Une flambée massive de dengue est à craindre à La Réunion selon l’IRD

La Réunion connaît actuellement un nombre de cas de dengue inquiétant selon l'Institut de Recherche pour le développement. Cette situation fait penser au début de l'épidémie de chikungunya en 2005-2006. L'hiver austral n'a pas stoppé la transmission de la dengue comme c'est le cas d'habitude. 
La Cellule de l'Institut de veille sanitaire Océan Indien (CIRE) vient d’annoncer une phase d’alerte épidémique et déclenche le niveau 2B du plan ORSEC de lutte contre les arboviroses. La dengue à La Réunion semble bien plus coriace que d’habitude. Les moustiques tigres (Aedes albopictus) et Aedes aegypti qui transmettent ce virus ont bien du mal à être combattus.

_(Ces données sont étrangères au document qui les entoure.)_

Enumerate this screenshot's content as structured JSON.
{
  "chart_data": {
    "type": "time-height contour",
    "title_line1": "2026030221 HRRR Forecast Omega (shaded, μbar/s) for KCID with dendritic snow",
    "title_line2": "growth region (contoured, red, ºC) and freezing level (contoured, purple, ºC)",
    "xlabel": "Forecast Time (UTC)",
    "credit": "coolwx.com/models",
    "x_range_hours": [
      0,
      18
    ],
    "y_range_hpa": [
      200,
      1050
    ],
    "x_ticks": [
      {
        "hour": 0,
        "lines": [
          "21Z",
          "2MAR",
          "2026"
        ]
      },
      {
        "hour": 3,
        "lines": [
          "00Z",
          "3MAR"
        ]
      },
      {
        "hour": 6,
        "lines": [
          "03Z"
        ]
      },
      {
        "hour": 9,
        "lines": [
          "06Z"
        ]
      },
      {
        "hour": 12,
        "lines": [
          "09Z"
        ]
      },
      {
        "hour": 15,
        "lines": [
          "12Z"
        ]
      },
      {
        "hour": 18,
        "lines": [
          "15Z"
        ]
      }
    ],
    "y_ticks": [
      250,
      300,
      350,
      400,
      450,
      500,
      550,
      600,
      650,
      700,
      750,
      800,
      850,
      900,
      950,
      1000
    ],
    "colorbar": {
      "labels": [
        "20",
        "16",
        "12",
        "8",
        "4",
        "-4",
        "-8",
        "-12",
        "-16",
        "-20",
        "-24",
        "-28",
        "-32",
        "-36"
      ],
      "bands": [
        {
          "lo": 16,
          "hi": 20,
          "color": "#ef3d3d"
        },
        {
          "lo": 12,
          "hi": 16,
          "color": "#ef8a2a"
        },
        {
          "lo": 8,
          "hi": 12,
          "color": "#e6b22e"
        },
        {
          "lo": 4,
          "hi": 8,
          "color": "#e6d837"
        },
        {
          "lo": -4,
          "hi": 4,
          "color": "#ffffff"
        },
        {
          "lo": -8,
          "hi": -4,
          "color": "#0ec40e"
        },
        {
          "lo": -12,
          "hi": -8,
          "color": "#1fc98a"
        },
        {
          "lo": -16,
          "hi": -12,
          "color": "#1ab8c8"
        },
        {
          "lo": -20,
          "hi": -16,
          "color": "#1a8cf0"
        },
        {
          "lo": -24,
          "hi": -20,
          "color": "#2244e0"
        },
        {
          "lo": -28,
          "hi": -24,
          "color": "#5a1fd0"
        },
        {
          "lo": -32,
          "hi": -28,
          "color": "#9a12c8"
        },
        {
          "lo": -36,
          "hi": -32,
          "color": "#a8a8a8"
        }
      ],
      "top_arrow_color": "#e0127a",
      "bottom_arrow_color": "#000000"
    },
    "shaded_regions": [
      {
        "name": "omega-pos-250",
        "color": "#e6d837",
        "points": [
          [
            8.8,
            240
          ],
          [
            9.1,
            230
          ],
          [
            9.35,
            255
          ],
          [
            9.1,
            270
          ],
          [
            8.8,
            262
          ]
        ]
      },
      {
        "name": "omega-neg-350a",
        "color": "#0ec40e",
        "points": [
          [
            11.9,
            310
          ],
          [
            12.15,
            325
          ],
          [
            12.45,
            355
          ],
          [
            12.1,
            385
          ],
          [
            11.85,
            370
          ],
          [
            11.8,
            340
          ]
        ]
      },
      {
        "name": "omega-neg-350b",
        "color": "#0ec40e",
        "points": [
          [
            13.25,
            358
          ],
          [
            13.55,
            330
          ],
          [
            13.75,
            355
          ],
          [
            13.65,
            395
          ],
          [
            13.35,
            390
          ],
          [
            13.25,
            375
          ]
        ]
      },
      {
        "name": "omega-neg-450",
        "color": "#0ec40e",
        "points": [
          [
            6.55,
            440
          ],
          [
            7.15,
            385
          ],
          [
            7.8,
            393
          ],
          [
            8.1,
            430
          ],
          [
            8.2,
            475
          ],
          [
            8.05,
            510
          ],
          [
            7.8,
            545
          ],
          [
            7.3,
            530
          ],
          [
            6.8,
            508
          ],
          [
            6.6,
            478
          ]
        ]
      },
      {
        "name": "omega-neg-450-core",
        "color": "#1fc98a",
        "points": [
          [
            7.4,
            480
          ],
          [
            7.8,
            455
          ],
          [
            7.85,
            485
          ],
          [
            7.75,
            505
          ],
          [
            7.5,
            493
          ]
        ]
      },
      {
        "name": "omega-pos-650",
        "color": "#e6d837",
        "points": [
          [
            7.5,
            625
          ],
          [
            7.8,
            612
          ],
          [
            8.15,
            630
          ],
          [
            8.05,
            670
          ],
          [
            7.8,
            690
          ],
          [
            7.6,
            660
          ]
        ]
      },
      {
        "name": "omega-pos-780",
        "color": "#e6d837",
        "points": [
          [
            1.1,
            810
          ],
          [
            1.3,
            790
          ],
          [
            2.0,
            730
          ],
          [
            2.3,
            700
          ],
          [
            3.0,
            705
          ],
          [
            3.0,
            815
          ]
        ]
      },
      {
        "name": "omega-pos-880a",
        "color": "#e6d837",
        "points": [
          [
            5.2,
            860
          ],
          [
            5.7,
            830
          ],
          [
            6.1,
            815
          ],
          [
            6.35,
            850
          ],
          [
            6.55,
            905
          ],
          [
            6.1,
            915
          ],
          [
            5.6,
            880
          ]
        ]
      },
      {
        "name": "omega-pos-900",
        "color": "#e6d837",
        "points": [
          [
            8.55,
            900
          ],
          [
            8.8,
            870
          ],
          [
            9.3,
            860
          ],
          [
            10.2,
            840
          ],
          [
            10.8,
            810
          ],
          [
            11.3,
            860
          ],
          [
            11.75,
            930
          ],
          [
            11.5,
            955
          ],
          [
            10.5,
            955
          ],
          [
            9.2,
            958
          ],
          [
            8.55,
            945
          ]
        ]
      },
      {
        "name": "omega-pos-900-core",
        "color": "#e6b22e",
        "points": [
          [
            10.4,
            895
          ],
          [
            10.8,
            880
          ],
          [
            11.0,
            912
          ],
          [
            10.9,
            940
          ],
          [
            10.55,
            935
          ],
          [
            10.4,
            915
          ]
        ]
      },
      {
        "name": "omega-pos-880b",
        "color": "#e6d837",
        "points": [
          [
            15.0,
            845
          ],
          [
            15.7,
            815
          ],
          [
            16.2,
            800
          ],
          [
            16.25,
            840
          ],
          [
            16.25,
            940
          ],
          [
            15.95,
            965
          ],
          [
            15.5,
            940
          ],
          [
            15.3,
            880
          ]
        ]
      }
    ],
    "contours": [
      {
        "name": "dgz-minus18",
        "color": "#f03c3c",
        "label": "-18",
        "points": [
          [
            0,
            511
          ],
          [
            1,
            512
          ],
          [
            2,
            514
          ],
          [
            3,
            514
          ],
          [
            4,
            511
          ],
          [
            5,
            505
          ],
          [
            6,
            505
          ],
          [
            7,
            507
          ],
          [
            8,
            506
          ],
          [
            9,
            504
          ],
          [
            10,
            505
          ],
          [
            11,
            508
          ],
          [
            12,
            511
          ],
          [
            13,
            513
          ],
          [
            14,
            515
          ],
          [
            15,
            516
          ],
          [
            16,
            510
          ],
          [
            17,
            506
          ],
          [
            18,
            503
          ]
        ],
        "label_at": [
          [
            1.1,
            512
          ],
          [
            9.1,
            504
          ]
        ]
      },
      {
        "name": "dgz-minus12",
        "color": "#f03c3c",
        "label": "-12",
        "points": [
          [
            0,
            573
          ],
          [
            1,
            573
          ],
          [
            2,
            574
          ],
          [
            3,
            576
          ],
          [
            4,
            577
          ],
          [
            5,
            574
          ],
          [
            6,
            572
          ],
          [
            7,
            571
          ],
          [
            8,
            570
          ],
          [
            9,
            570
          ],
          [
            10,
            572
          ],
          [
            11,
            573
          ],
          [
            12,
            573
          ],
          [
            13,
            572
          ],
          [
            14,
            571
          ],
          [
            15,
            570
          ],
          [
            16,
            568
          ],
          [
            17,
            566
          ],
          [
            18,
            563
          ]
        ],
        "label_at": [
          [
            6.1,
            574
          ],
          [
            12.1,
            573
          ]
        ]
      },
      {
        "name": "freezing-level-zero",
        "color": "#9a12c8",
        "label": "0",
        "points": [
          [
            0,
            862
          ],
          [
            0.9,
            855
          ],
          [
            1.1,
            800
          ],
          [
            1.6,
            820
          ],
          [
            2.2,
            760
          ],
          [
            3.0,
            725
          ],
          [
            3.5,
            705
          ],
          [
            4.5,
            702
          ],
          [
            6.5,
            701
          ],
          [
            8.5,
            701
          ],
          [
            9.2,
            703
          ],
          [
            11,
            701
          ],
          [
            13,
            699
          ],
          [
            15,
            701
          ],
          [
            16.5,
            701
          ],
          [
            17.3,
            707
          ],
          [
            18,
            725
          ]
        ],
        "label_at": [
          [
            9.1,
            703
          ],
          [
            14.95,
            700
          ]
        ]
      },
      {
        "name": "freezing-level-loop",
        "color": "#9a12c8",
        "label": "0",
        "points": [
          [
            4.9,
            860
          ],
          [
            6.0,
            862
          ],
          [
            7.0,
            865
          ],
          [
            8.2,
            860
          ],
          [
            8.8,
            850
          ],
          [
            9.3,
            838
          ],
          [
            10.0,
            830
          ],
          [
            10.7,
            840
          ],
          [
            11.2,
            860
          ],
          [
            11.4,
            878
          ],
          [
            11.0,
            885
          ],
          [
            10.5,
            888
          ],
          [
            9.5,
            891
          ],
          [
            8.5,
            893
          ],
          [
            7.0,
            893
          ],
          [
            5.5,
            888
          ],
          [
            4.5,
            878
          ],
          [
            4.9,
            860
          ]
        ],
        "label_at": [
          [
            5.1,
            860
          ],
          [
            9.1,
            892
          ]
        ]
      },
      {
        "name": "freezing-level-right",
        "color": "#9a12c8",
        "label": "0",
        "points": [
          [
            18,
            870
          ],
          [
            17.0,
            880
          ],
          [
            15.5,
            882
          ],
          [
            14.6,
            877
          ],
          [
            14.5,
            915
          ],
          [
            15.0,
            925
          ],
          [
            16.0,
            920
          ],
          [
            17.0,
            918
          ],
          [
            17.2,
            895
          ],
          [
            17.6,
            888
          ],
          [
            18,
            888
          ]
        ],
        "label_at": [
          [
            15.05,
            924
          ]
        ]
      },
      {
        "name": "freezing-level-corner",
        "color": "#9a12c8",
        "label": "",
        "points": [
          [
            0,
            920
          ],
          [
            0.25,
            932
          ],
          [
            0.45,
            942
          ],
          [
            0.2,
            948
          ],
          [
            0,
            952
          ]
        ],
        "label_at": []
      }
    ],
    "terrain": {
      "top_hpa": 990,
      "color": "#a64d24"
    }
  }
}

Même niveau que le chikungunya

"Depuis le 1er janvier 2018, on compte déjà 324 cas de dengue alors qu’en 2017 on en a recensé 418 (dont 9 cas importés). L’hiver austral n’a donc pas stoppé l’épidémie comme il le fait d’habitude et on se trouve dans un niveau de transmission qui rappelle l’épidémie de chikungunya en 2005-2006", explique Frédéric Simard, chercheur à l’IRD à Montpellier.

Frédéric Simard, chercheur à l'IRD

Contrairement aux années antérieures, où le nombre de cas diminuait significativement à la fin du mois de décembre, des foyers de transmission de dengue se sont donc maintenus à l’ouest de l’île de La Réunion fin 2017.

Ils laissent craindre une crise épidémique majeure durant la saison pluvieuse, propice à l’augmentation de la densité des moustiques, vecteurs du virus", précise l’IRD dans un communiqué.


Echec du Dengvexia

Face à cette situation, La Réunion, tout comme le reste du monde, ne dispose pas de vaccin. Le laboratoire Sanofi avec son vaccin Dengvexia n’est pas parvenu à développer un traitement efficace contre les quatre souches de dengue simultanément.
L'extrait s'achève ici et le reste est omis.